Radsport Doping
Ermittlungen im "Fall Ullrich" liegen auf Eis

Die Ermittlungen der Bonner Staatsanwaltschaft im "Fall Jan Ullrich" sind ins Stocken geraten. Nach der Speicheltest-Abgabe des Radprofis warte man auf die Überlassung der Ullrich zugeschriebenen Blutbeutel aus Spanien.

Nach der Speicheltest-Abgabe des ehemaligen T-Mobile-Radsportstars Jan Ullrich hat die Verzögerung bei der Überlassung der Ullrich zugeschriebenen Blutbeutel aus Spanien die Ermittlungen der Bonner Staatsanwaltschaft ins Stocken gebracht. "Den Grund für die Verzögerung kennen wir nicht", sagte Staatsanwalt Jörg Schindler dem sid.
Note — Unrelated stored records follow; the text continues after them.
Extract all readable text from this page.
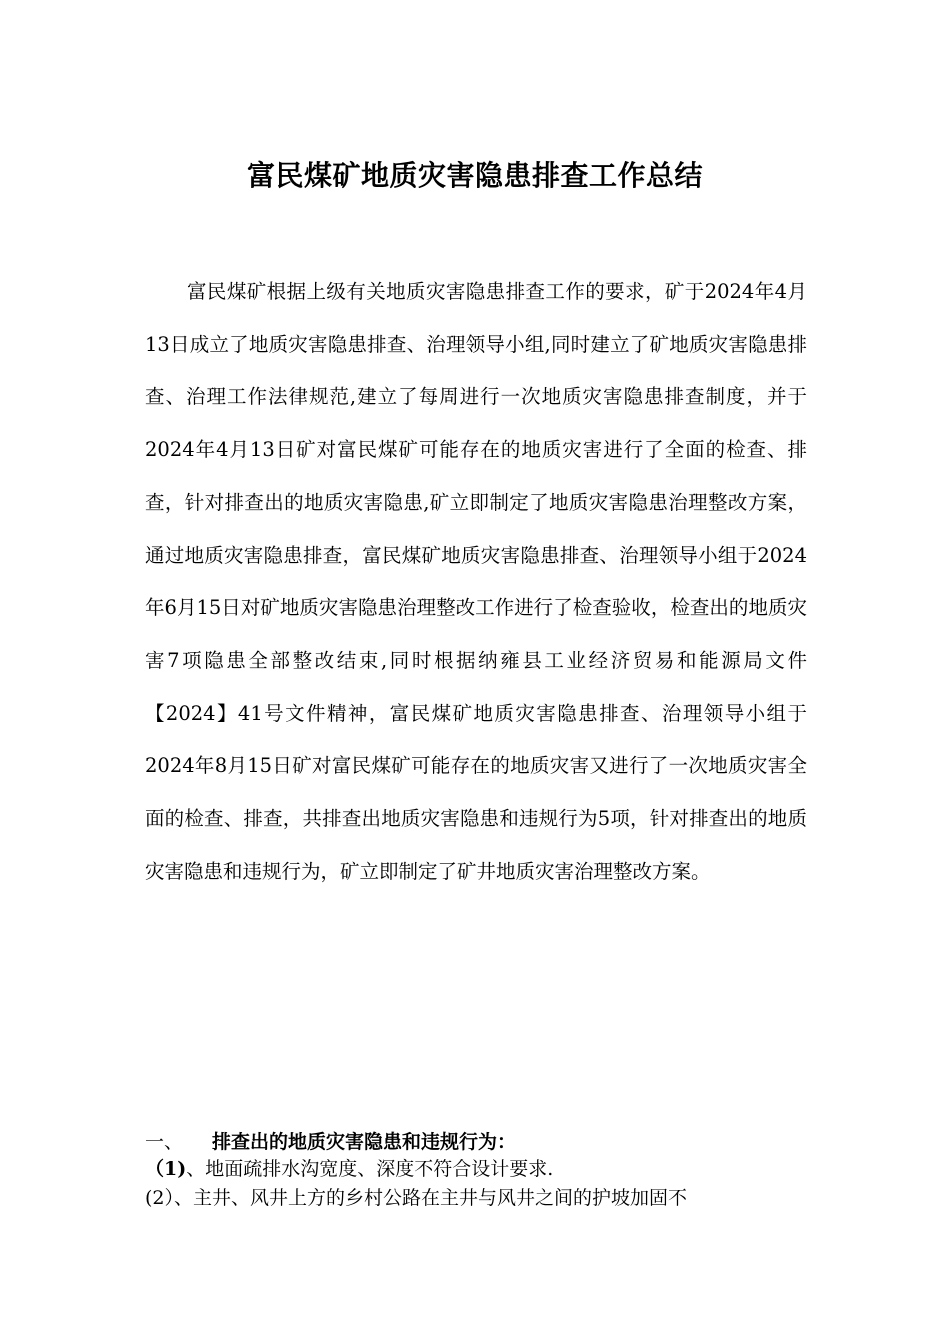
富民煤矿地质灾害隐患排查工作总结

富民煤矿根据上级有关地质灾害隐患排查工作的要求，矿于2024年4月13日成立了地质灾害隐患排查、治理领导小组,同时建立了矿地质灾害隐患排查、治理工作法律规范,建立了每周进行一次地质灾害隐患排查制度，并于2024年4月13日矿对富民煤矿可能存在的地质灾害进行了全面的检查、排查，针对排查出的地质灾害隐患,矿立即制定了地质灾害隐患治理整改方案，通过地质灾害隐患排查，富民煤矿地质灾害隐患排查、治理领导小组于2024年6月15日对矿地质灾害隐患治理整改工作进行了检查验收，检查出的地质灾害7项隐患全部整改结束,同时根据纳雍县工业经济贸易和能源局文件【2024】41号文件精神，富民煤矿地质灾害隐患排查、治理领导小组于2024年8月15日矿对富民煤矿可能存在的地质灾害又进行了一次地质灾害全面的检查、排查，共排查出地质灾害隐患和违规行为5项，针对排查出的地质灾害隐患和违规行为，矿立即制定了矿井地质灾害治理整改方案。

一、 排查出的地质灾害隐患和违规行为：
（1)、地面疏排水沟宽度、深度不符合设计要求.
(2）、主井、风井上方的乡村公路在主井与风井之间的护坡加固不
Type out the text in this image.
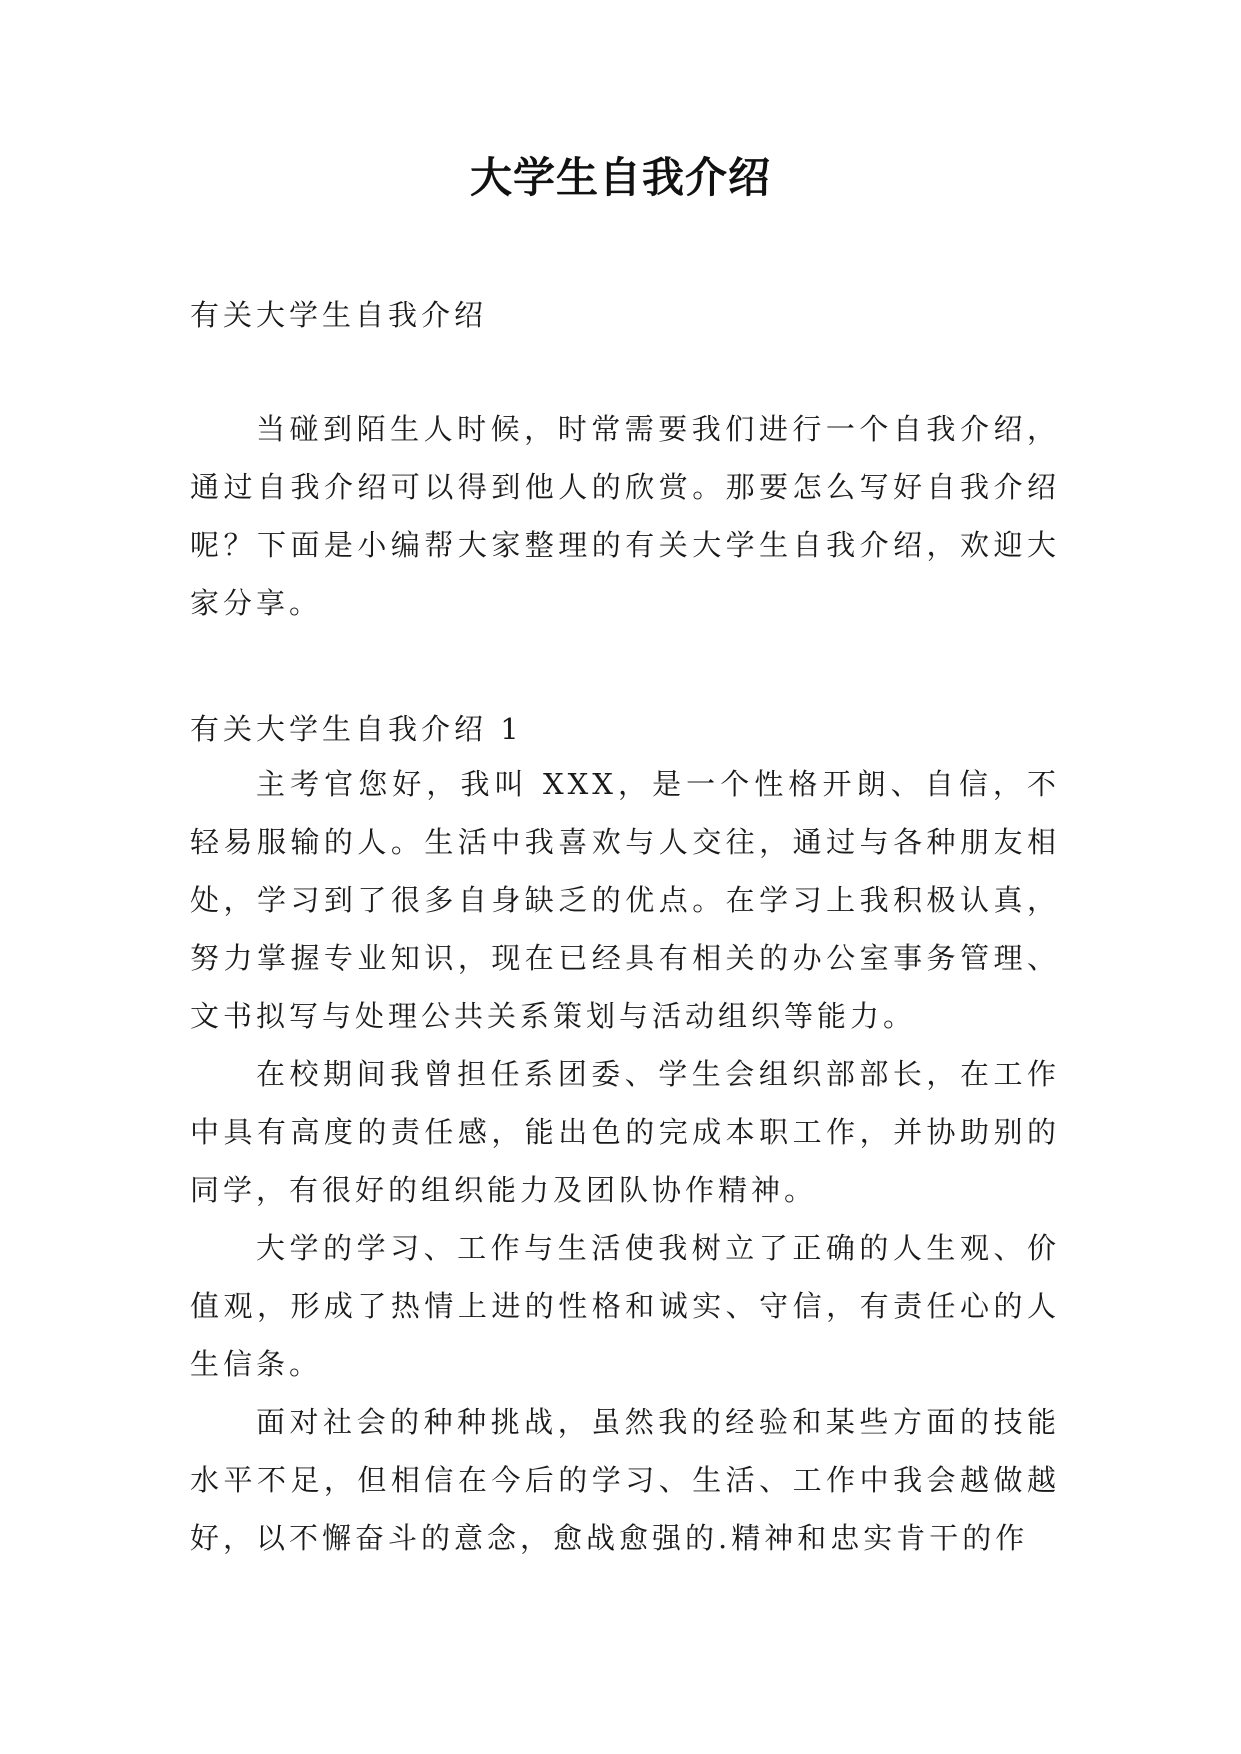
大学生自我介绍
有关大学生自我介绍

当碰到陌生人时候，时常需要我们进行一个自我介绍，通过自我介绍可以得到他人的欣赏。那要怎么写好自我介绍呢？下面是小编帮大家整理的有关大学生自我介绍，欢迎大家分享。

有关大学生自我介绍 1

主考官您好，我叫 XXX，是一个性格开朗、自信，不轻易服输的人。生活中我喜欢与人交往，通过与各种朋友相处，学习到了很多自身缺乏的优点。在学习上我积极认真，努力掌握专业知识，现在已经具有相关的办公室事务管理、文书拟写与处理公共关系策划与活动组织等能力。

在校期间我曾担任系团委、学生会组织部部长，在工作中具有高度的责任感，能出色的完成本职工作，并协助别的同学，有很好的组织能力及团队协作精神。

大学的学习、工作与生活使我树立了正确的人生观、价值观，形成了热情上进的性格和诚实、守信，有责任心的人生信条。

面对社会的种种挑战，虽然我的经验和某些方面的技能水平不足，但相信在今后的学习、生活、工作中我会越做越好，以不懈奋斗的意念，愈战愈强的.精神和忠实肯干的作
Ullrichs in der letzten Woche in Konstanz abgegebene Speichelprobe sei inzwischen beim Bundeskriminalamt Wiesbaden deponiert. "Doch ohne das Material aus Madrid bringt uns das nicht weiter, weil kein DNA-Abgleich vorgenommen werden kann", erklärte Schindler.

Damit liegt auch die Untersuchung der Schweizer Kommission für Dopingbekämpfung weiter auf Eis. Der zuständige Sachbearbeiter Bernhard Welten hat unter anderem aus Bonn zusätzliche Unterlagen angefordert. Dem dürfte die Staatsanwaltschaft aber erst nach Abschluss ihrer eigenen Ermittlungen entsprechen.

Ullrich, der jede Verwicklung in die spanische Affäre bestreitet, ist weiter ohne Profilizenz und hat für 2007 noch keinen Rennstall gefunden.